Si le livre vise à créer un récit qui évoque, qui relate, il est également, peut-être surtout, le moyen de produire de la survivance, l’écriture étant plus un processus pour la vie, pour ces vies, que le moyen d’une représentation, même si les deux dimensions sont mêlées dans le livre. La mémoire peut être l’occasion d’un savoir ou d’une connaissance, elle permet d’énoncer des faits – il y a eu déportation, il y a eu antisémitisme, il y a eu exil, il y a eu telle personne –, mais elle est surtout ici ce par quoi la survivance est possible : se souvenir, c’est faire persister selon un certain mode les vies de ceux et celles dont les vies ne sont inscrites nulle part, n’ont pas été dites, et l’écriture à partir du souvenir même troué, même en lambeaux, est le lieu de cette survivance.

Le plus étonnant du livre est certainement le recours à un genre qui semble exclu de la littérature relative à cette période historique, à ces événements, à savoir le conte. Jean-Claude Grumberg, dans le récit, favorise volontiers le point de vue de l’enfant et mobilise par exemple un élément du « Petit Poucet », les fameuses « bottes de sept lieux ». Le conte ne prétend en rien énoncer une vérité relative aux faits, il n’est pas un genre se réclamant d’une quelconque objectivité, ce qui paraît le situer aux antipodes de ce qui est couramment présent dans toute une littérature relative à l’antisémitisme en Europe dans les années 10-40, à la déportation, aux camps d’extermination, aux rafles : là où on ne peut pas représenter, il faut arrêter le récit, tendre vers un récit impossible, s’approcher en ayant conscience de ce qui ne peut être dit, encore moins montré.
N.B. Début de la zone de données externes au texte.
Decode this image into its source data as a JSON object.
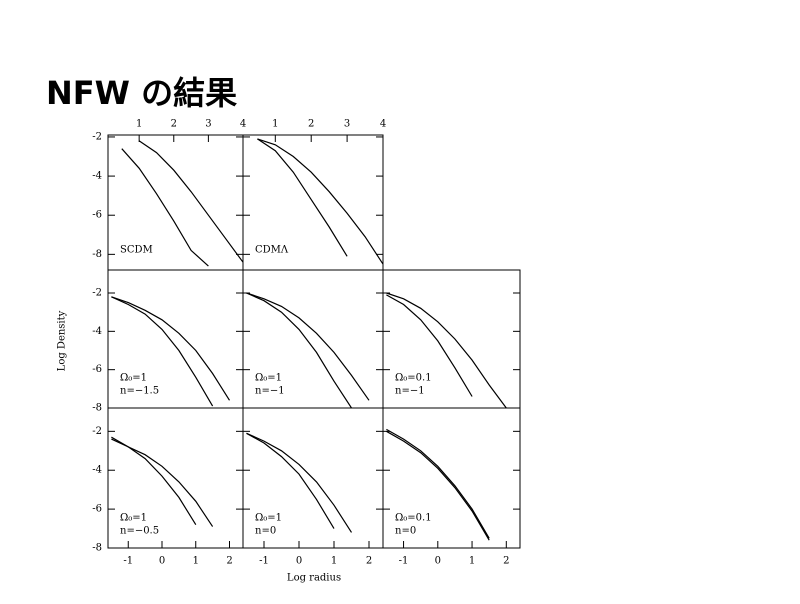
{
  "title": "NFW の結果",
  "figure": {
    "ylabel": "Log Density",
    "xlabel": "Log radius"
  },
  "chart_data": [
    {
      "type": "line",
      "label": [
        "SCDM"
      ],
      "x": [
        0.5,
        1,
        1.5,
        2,
        2.5,
        3,
        3.5,
        4
      ],
      "series": [
        {
          "color": "#000000",
          "values": [
            -2.6,
            -3.6,
            -4.9,
            -6.3,
            -7.8,
            -8.6,
            null,
            null
          ]
        },
        {
          "color": "#000000",
          "values": [
            null,
            -2.2,
            -2.8,
            -3.7,
            -4.8,
            -6.0,
            -7.2,
            -8.4
          ]
        }
      ],
      "xlim": [
        0.1,
        4
      ],
      "ylim": [
        -8.8,
        -1.9
      ],
      "xticks": [
        1,
        2,
        3,
        4
      ],
      "yticks": [
        -2,
        -4,
        -6,
        -8
      ]
    },
    {
      "type": "line",
      "label": [
        "CDMΛ"
      ],
      "x": [
        0.5,
        1,
        1.5,
        2,
        2.5,
        3,
        3.5,
        4
      ],
      "series": [
        {
          "color": "#000000",
          "values": [
            -2.1,
            -2.7,
            -3.8,
            -5.2,
            -6.6,
            -8.1,
            null,
            null
          ]
        },
        {
          "color": "#000000",
          "values": [
            -2.1,
            -2.4,
            -3.0,
            -3.8,
            -4.8,
            -5.9,
            -7.1,
            -8.5
          ]
        }
      ],
      "xlim": [
        0.1,
        4
      ],
      "ylim": [
        -8.8,
        -1.9
      ],
      "xticks": [
        1,
        2,
        3,
        4
      ],
      "yticks": [
        -2,
        -4,
        -6,
        -8
      ]
    },
    {
      "type": "line",
      "label": [
        "Ω₀=1",
        "n=−1.5"
      ],
      "x": [
        -1.5,
        -1,
        -0.5,
        0,
        0.5,
        1,
        1.5,
        2
      ],
      "series": [
        {
          "color": "#000000",
          "values": [
            -2.2,
            -2.6,
            -3.1,
            -3.9,
            -5.0,
            -6.4,
            -7.9,
            null
          ]
        },
        {
          "color": "#000000",
          "values": [
            -2.2,
            -2.5,
            -2.9,
            -3.4,
            -4.1,
            -5.0,
            -6.2,
            -7.6
          ]
        }
      ],
      "xlim": [
        -1.6,
        2.4
      ],
      "ylim": [
        -8,
        -0.8
      ],
      "yticks": [
        -2,
        -4,
        -6,
        -8
      ]
    },
    {
      "type": "line",
      "label": [
        "Ω₀=1",
        "n=−1"
      ],
      "x": [
        -1.5,
        -1,
        -0.5,
        0,
        0.5,
        1,
        1.5,
        2
      ],
      "series": [
        {
          "color": "#000000",
          "values": [
            -2.0,
            -2.4,
            -3.0,
            -3.9,
            -5.1,
            -6.6,
            -8.0,
            null
          ]
        },
        {
          "color": "#000000",
          "values": [
            -2.0,
            -2.3,
            -2.7,
            -3.3,
            -4.1,
            -5.1,
            -6.3,
            -7.6
          ]
        }
      ],
      "xlim": [
        -1.6,
        2.4
      ],
      "ylim": [
        -8,
        -0.8
      ],
      "yticks": [
        -2,
        -4,
        -6,
        -8
      ]
    },
    {
      "type": "line",
      "label": [
        "Ω₀=0.1",
        "n=−1"
      ],
      "x": [
        -1.5,
        -1,
        -0.5,
        0,
        0.5,
        1,
        1.5,
        2
      ],
      "series": [
        {
          "color": "#000000",
          "values": [
            -2.1,
            -2.6,
            -3.4,
            -4.5,
            -5.9,
            -7.4,
            null,
            null
          ]
        },
        {
          "color": "#000000",
          "values": [
            -2.0,
            -2.3,
            -2.8,
            -3.5,
            -4.4,
            -5.5,
            -6.8,
            -8.0
          ]
        }
      ],
      "xlim": [
        -1.6,
        2.4
      ],
      "ylim": [
        -8,
        -0.8
      ],
      "yticks": [
        -2,
        -4,
        -6,
        -8
      ]
    },
    {
      "type": "line",
      "label": [
        "Ω₀=1",
        "n=−0.5"
      ],
      "x": [
        -1.5,
        -1,
        -0.5,
        0,
        0.5,
        1,
        1.5,
        2
      ],
      "series": [
        {
          "color": "#000000",
          "values": [
            -2.3,
            -2.8,
            -3.4,
            -4.3,
            -5.4,
            -6.8,
            null,
            null
          ]
        },
        {
          "color": "#000000",
          "values": [
            -2.4,
            -2.8,
            -3.2,
            -3.8,
            -4.6,
            -5.6,
            -6.9,
            null
          ]
        }
      ],
      "xlim": [
        -1.6,
        2.4
      ],
      "ylim": [
        -8,
        -0.8
      ],
      "xticks": [
        -1,
        0,
        1,
        2
      ],
      "yticks": [
        -2,
        -4,
        -6,
        -8
      ]
    },
    {
      "type": "line",
      "label": [
        "Ω₀=1",
        "n=0"
      ],
      "x": [
        -1.5,
        -1,
        -0.5,
        0,
        0.5,
        1,
        1.5,
        2
      ],
      "series": [
        {
          "color": "#000000",
          "values": [
            -2.1,
            -2.6,
            -3.3,
            -4.2,
            -5.5,
            -7.0,
            null,
            null
          ]
        },
        {
          "color": "#000000",
          "values": [
            -2.1,
            -2.5,
            -3.0,
            -3.7,
            -4.6,
            -5.8,
            -7.2,
            null
          ]
        }
      ],
      "xlim": [
        -1.6,
        2.4
      ],
      "ylim": [
        -8,
        -0.8
      ],
      "xticks": [
        -1,
        0,
        1,
        2
      ],
      "yticks": [
        -2,
        -4,
        -6,
        -8
      ]
    },
    {
      "type": "line",
      "label": [
        "Ω₀=0.1",
        "n=0"
      ],
      "x": [
        -1.5,
        -1,
        -0.5,
        0,
        0.5,
        1,
        1.5,
        2
      ],
      "series": [
        {
          "color": "#000000",
          "values": [
            -2.0,
            -2.5,
            -3.1,
            -3.9,
            -4.9,
            -6.1,
            -7.6,
            null
          ]
        },
        {
          "color": "#000000",
          "values": [
            -1.9,
            -2.4,
            -3.0,
            -3.8,
            -4.8,
            -6.0,
            -7.5,
            null
          ]
        }
      ],
      "xlim": [
        -1.6,
        2.4
      ],
      "ylim": [
        -8,
        -0.8
      ],
      "xticks": [
        -1,
        0,
        1,
        2
      ],
      "yticks": [
        -2,
        -4,
        -6,
        -8
      ]
    }
  ]
}
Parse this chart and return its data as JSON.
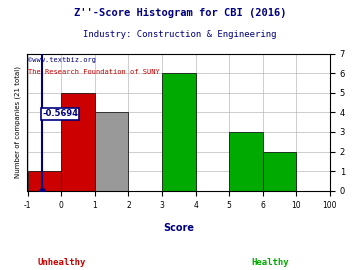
{
  "title_line1": "Z''-Score Histogram for CBI (2016)",
  "title_line2": "Industry: Construction & Engineering",
  "watermark1": "©www.textbiz.org",
  "watermark2": "The Research Foundation of SUNY",
  "xlabel": "Score",
  "ylabel": "Number of companies (21 total)",
  "bin_labels": [
    "-1",
    "0",
    "1",
    "2",
    "3",
    "4",
    "5",
    "6",
    "10",
    "100"
  ],
  "bar_heights": [
    1,
    5,
    4,
    0,
    6,
    0,
    3,
    2,
    0
  ],
  "bar_colors": [
    "#cc0000",
    "#cc0000",
    "#999999",
    "#999999",
    "#00aa00",
    "#00aa00",
    "#00aa00",
    "#00aa00",
    "#00aa00"
  ],
  "marker_bin": 0.43,
  "marker_label": "-0.5694",
  "ylim": [
    0,
    7
  ],
  "ytick_positions": [
    0,
    1,
    2,
    3,
    4,
    5,
    6,
    7
  ],
  "background_color": "#ffffff",
  "unhealthy_color": "#cc0000",
  "healthy_color": "#00aa00",
  "title_color": "#000080",
  "watermark1_color": "#000080",
  "watermark2_color": "#cc0000",
  "xlabel_color": "#000080",
  "ylabel_color": "#000000",
  "marker_color": "#000080",
  "grid_color": "#aaaaaa"
}
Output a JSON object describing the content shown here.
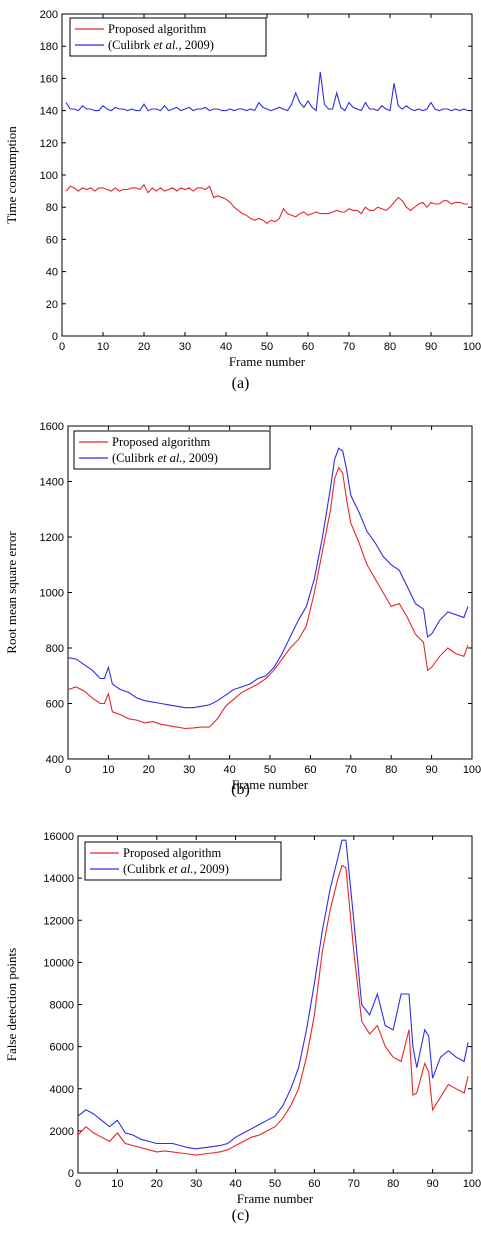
{
  "captions": [
    "(a)",
    "(b)",
    "(c)"
  ],
  "chart_data": [
    {
      "type": "line",
      "caption": "(a)",
      "xlabel": "Frame number",
      "ylabel": "Time consumption",
      "xlim": [
        0,
        100
      ],
      "ylim": [
        0,
        200
      ],
      "xticks": [
        0,
        10,
        20,
        30,
        40,
        50,
        60,
        70,
        80,
        90,
        100
      ],
      "yticks": [
        0,
        20,
        40,
        60,
        80,
        100,
        120,
        140,
        160,
        180,
        200
      ],
      "legend_position": "top-left",
      "series": [
        {
          "name": "Proposed algorithm",
          "color": "#e8262b",
          "x": [
            1,
            2,
            3,
            4,
            5,
            6,
            7,
            8,
            9,
            10,
            11,
            12,
            13,
            14,
            15,
            16,
            17,
            18,
            19,
            20,
            21,
            22,
            23,
            24,
            25,
            26,
            27,
            28,
            29,
            30,
            31,
            32,
            33,
            34,
            35,
            36,
            37,
            38,
            39,
            40,
            41,
            42,
            43,
            44,
            45,
            46,
            47,
            48,
            49,
            50,
            51,
            52,
            53,
            54,
            55,
            56,
            57,
            58,
            59,
            60,
            61,
            62,
            63,
            64,
            65,
            66,
            67,
            68,
            69,
            70,
            71,
            72,
            73,
            74,
            75,
            76,
            77,
            78,
            79,
            80,
            81,
            82,
            83,
            84,
            85,
            86,
            87,
            88,
            89,
            90,
            91,
            92,
            93,
            94,
            95,
            96,
            97,
            98,
            99
          ],
          "y": [
            90,
            93,
            92,
            90,
            92,
            91,
            92,
            90,
            92,
            92,
            91,
            90,
            92,
            90,
            91,
            91,
            92,
            92,
            91,
            94,
            89,
            92,
            90,
            92,
            90,
            91,
            92,
            90,
            92,
            91,
            92,
            90,
            92,
            92,
            91,
            93,
            86,
            87,
            86,
            85,
            83,
            80,
            78,
            76,
            75,
            73,
            72,
            73,
            72,
            70,
            72,
            71,
            73,
            79,
            76,
            75,
            74,
            76,
            77,
            75,
            76,
            77,
            76,
            76,
            76,
            77,
            78,
            77,
            77,
            79,
            78,
            78,
            76,
            80,
            78,
            78,
            80,
            79,
            78,
            80,
            83,
            86,
            84,
            80,
            78,
            80,
            82,
            83,
            80,
            83,
            82,
            82,
            84,
            84,
            82,
            83,
            83,
            82,
            82
          ]
        },
        {
          "name": "(Culibrk et al., 2009)",
          "color": "#2e2ee6",
          "x": [
            1,
            2,
            3,
            4,
            5,
            6,
            7,
            8,
            9,
            10,
            11,
            12,
            13,
            14,
            15,
            16,
            17,
            18,
            19,
            20,
            21,
            22,
            23,
            24,
            25,
            26,
            27,
            28,
            29,
            30,
            31,
            32,
            33,
            34,
            35,
            36,
            37,
            38,
            39,
            40,
            41,
            42,
            43,
            44,
            45,
            46,
            47,
            48,
            49,
            50,
            51,
            52,
            53,
            54,
            55,
            56,
            57,
            58,
            59,
            60,
            61,
            62,
            63,
            64,
            65,
            66,
            67,
            68,
            69,
            70,
            71,
            72,
            73,
            74,
            75,
            76,
            77,
            78,
            79,
            80,
            81,
            82,
            83,
            84,
            85,
            86,
            87,
            88,
            89,
            90,
            91,
            92,
            93,
            94,
            95,
            96,
            97,
            98,
            99
          ],
          "y": [
            145,
            141,
            141,
            140,
            143,
            141,
            141,
            140,
            140,
            143,
            141,
            140,
            142,
            141,
            141,
            140,
            141,
            140,
            140,
            144,
            140,
            141,
            141,
            140,
            143,
            140,
            141,
            142,
            140,
            141,
            142,
            140,
            141,
            141,
            142,
            140,
            141,
            141,
            140,
            140,
            141,
            140,
            141,
            141,
            140,
            141,
            140,
            145,
            142,
            141,
            140,
            141,
            142,
            141,
            140,
            144,
            151,
            145,
            142,
            146,
            142,
            140,
            164,
            144,
            141,
            141,
            151,
            142,
            140,
            145,
            142,
            141,
            140,
            145,
            141,
            141,
            140,
            143,
            141,
            140,
            157,
            143,
            141,
            143,
            141,
            140,
            141,
            140,
            141,
            145,
            141,
            140,
            141,
            141,
            140,
            141,
            140,
            141,
            140
          ]
        }
      ]
    },
    {
      "type": "line",
      "caption": "(b)",
      "xlabel": "Frame number",
      "ylabel": "Root mean square error",
      "xlim": [
        0,
        100
      ],
      "ylim": [
        400,
        1600
      ],
      "xticks": [
        0,
        10,
        20,
        30,
        40,
        50,
        60,
        70,
        80,
        90,
        100
      ],
      "yticks": [
        400,
        600,
        800,
        1000,
        1200,
        1400,
        1600
      ],
      "legend_position": "top-left",
      "series": [
        {
          "name": "Proposed algorithm",
          "color": "#e8262b",
          "x": [
            0,
            2,
            4,
            6,
            8,
            9,
            10,
            11,
            13,
            15,
            17,
            19,
            21,
            23,
            25,
            27,
            29,
            31,
            33,
            35,
            37,
            39,
            41,
            43,
            45,
            47,
            49,
            51,
            53,
            55,
            57,
            59,
            61,
            63,
            65,
            66,
            67,
            68,
            69,
            70,
            72,
            74,
            76,
            78,
            80,
            82,
            84,
            86,
            88,
            89,
            90,
            92,
            94,
            96,
            98,
            99
          ],
          "y": [
            650,
            660,
            645,
            620,
            600,
            600,
            635,
            570,
            560,
            545,
            540,
            530,
            535,
            525,
            520,
            515,
            510,
            512,
            515,
            515,
            545,
            590,
            615,
            640,
            655,
            670,
            690,
            720,
            760,
            800,
            830,
            880,
            1000,
            1150,
            1300,
            1410,
            1450,
            1430,
            1330,
            1250,
            1180,
            1100,
            1050,
            1000,
            950,
            960,
            910,
            850,
            820,
            720,
            730,
            770,
            800,
            780,
            770,
            810
          ]
        },
        {
          "name": "(Culibrk et al., 2009)",
          "color": "#2e2ee6",
          "x": [
            0,
            2,
            4,
            6,
            8,
            9,
            10,
            11,
            13,
            15,
            17,
            19,
            21,
            23,
            25,
            27,
            29,
            31,
            33,
            35,
            37,
            39,
            41,
            43,
            45,
            47,
            49,
            51,
            53,
            55,
            57,
            59,
            61,
            63,
            65,
            66,
            67,
            68,
            69,
            70,
            72,
            74,
            76,
            78,
            80,
            82,
            84,
            86,
            88,
            89,
            90,
            92,
            94,
            96,
            98,
            99
          ],
          "y": [
            765,
            760,
            740,
            720,
            690,
            690,
            730,
            670,
            650,
            640,
            620,
            610,
            605,
            600,
            595,
            590,
            585,
            585,
            590,
            595,
            610,
            630,
            650,
            660,
            670,
            690,
            700,
            730,
            780,
            840,
            900,
            950,
            1050,
            1200,
            1380,
            1480,
            1520,
            1510,
            1440,
            1350,
            1290,
            1220,
            1180,
            1130,
            1100,
            1080,
            1020,
            960,
            940,
            840,
            850,
            900,
            930,
            920,
            910,
            950
          ]
        }
      ]
    },
    {
      "type": "line",
      "caption": "(c)",
      "xlabel": "Frame number",
      "ylabel": "False detection points",
      "xlim": [
        0,
        100
      ],
      "ylim": [
        0,
        16000
      ],
      "xticks": [
        0,
        10,
        20,
        30,
        40,
        50,
        60,
        70,
        80,
        90,
        100
      ],
      "yticks": [
        0,
        2000,
        4000,
        6000,
        8000,
        10000,
        12000,
        14000,
        16000
      ],
      "legend_position": "top-left",
      "series": [
        {
          "name": "Proposed algorithm",
          "color": "#e8262b",
          "x": [
            0,
            2,
            4,
            6,
            8,
            10,
            12,
            14,
            16,
            18,
            20,
            22,
            24,
            26,
            28,
            30,
            32,
            34,
            36,
            38,
            40,
            42,
            44,
            46,
            48,
            50,
            52,
            54,
            56,
            58,
            60,
            62,
            64,
            66,
            67,
            68,
            70,
            72,
            74,
            76,
            78,
            80,
            82,
            84,
            85,
            86,
            88,
            89,
            90,
            92,
            94,
            96,
            98,
            99
          ],
          "y": [
            1800,
            2200,
            1900,
            1700,
            1500,
            1900,
            1400,
            1300,
            1200,
            1100,
            1000,
            1050,
            1000,
            950,
            900,
            850,
            900,
            950,
            1000,
            1100,
            1300,
            1500,
            1700,
            1800,
            2000,
            2200,
            2600,
            3200,
            4000,
            5500,
            7500,
            10500,
            12500,
            14000,
            14600,
            14500,
            10500,
            7200,
            6600,
            7000,
            6000,
            5500,
            5300,
            6800,
            3700,
            3800,
            5200,
            4800,
            3000,
            3600,
            4200,
            4000,
            3800,
            4600
          ]
        },
        {
          "name": "(Culibrk et al., 2009)",
          "color": "#2e2ee6",
          "x": [
            0,
            2,
            4,
            6,
            8,
            10,
            12,
            14,
            16,
            18,
            20,
            22,
            24,
            26,
            28,
            30,
            32,
            34,
            36,
            38,
            40,
            42,
            44,
            46,
            48,
            50,
            52,
            54,
            56,
            58,
            60,
            62,
            64,
            66,
            67,
            68,
            70,
            72,
            74,
            76,
            78,
            80,
            82,
            84,
            85,
            86,
            88,
            89,
            90,
            92,
            94,
            96,
            98,
            99
          ],
          "y": [
            2700,
            3000,
            2800,
            2500,
            2200,
            2500,
            1900,
            1800,
            1600,
            1500,
            1400,
            1400,
            1400,
            1300,
            1200,
            1150,
            1200,
            1250,
            1300,
            1400,
            1700,
            1900,
            2100,
            2300,
            2500,
            2700,
            3200,
            4000,
            5000,
            6800,
            9000,
            11500,
            13500,
            15000,
            15800,
            15800,
            12000,
            8000,
            7500,
            8500,
            7000,
            6800,
            8500,
            8500,
            6000,
            5000,
            6800,
            6500,
            4500,
            5500,
            5800,
            5500,
            5300,
            6200
          ]
        }
      ]
    }
  ]
}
Jean-Claude Grumberg ne sort pas de ces conditions mais il y introduit un élément singulier, à savoir le conte – non pas pour dire ce qui a eu lieu et qu’il ignore, qu’il ne peut pas savoir puisque cela n’a pas été dit ou pas clairement dit, mais pour produire des liens que le point de vue de l’enfant peut produire. Par le conte, il s’agit de créer des rapports, de faite exister des figures, de construire un récit non pas entièrement objectif mais dans lequel quelque chose de ce qui a eu lieu peut être dit, peut être évoqué, dans lequel quelque chose de certaines vies peut être conservé et persister. Il ne s’agit pas de recouvrir un récit impossible par un autre récit qui prétendrait à la vérité mais de prendre acte de ce qui ne peut être dit pour, malgré tout, par un moyen détourné, dire quelque chose et faire exister encore ce qui n’a été inscrit nulle part.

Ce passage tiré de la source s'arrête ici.